We use the --psm 6 configuration option to assume a single uniform block of text. See here for more configuration options.

Code

import cv2
import pytesseract

pytesseract.pytesseract.tesseract_cmd = r"C:\Program Files\Tesseract-OCR\tesseract.exe"

# Load image, grayscale, Otsu's threshold, then invert
image = cv2.imread('1.png')
gray = cv2.cvtColor(image, cv2.COLOR_BGR2GRAY)
thresh = cv2.threshold(gray, 0, 255, cv2.THRESH_BINARY + cv2.THRESH_OTSU)[1]
invert = 255 - thresh

# Perfrom OCR with Pytesseract
data = pytesseract.image_to_string(invert, lang='eng', config='--psm 6')
print(data)

cv2.imshow('thresh', thresh)
cv2.imshow('invert', invert)
cv2.waitKey()

Note: If you insist on using Template Matching, you need to use scale variant template matching. Take a look at how to isolate everything inside of a contour, scale it, and test the similarity to an image? and Python OpenCV line detection to detect X symbol in image for some examples. If you know for certain that your images are blue, then another approach would be to use color thresholding with cv2.inRange() to obtain a binary mask image then apply OCR on the image.

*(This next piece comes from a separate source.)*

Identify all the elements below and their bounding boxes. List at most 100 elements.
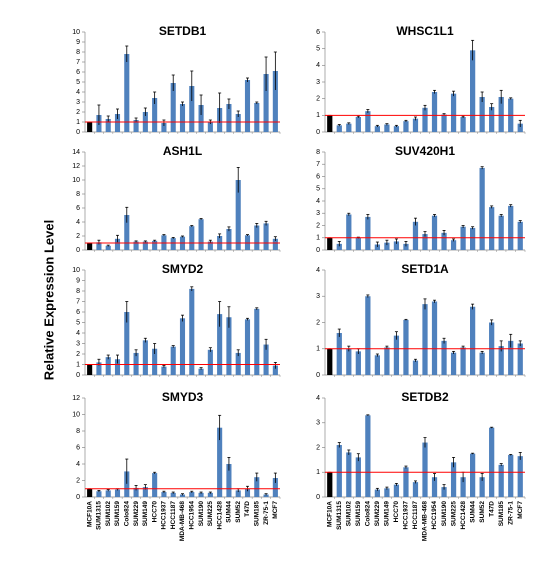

Given the lovely regular input, I expect that all you need is simple comparison to templates. Since you neglected to supply your code and output, it's hard to tell what might have gone wrong.

Very simply ...

  • Rescale your input to the size or your templates.
  • Calculate any straightforward matching evaluation on the input with each of the 10 templates. A simply matching count should suffice: how many pixels match between the two images.
  • The template with the highest score is the identification.

You might also want to set a lower threshold for declaring a match, perhaps based on how well that template matches each of the other templates: any identification has to clearly exceed the match between two different templates.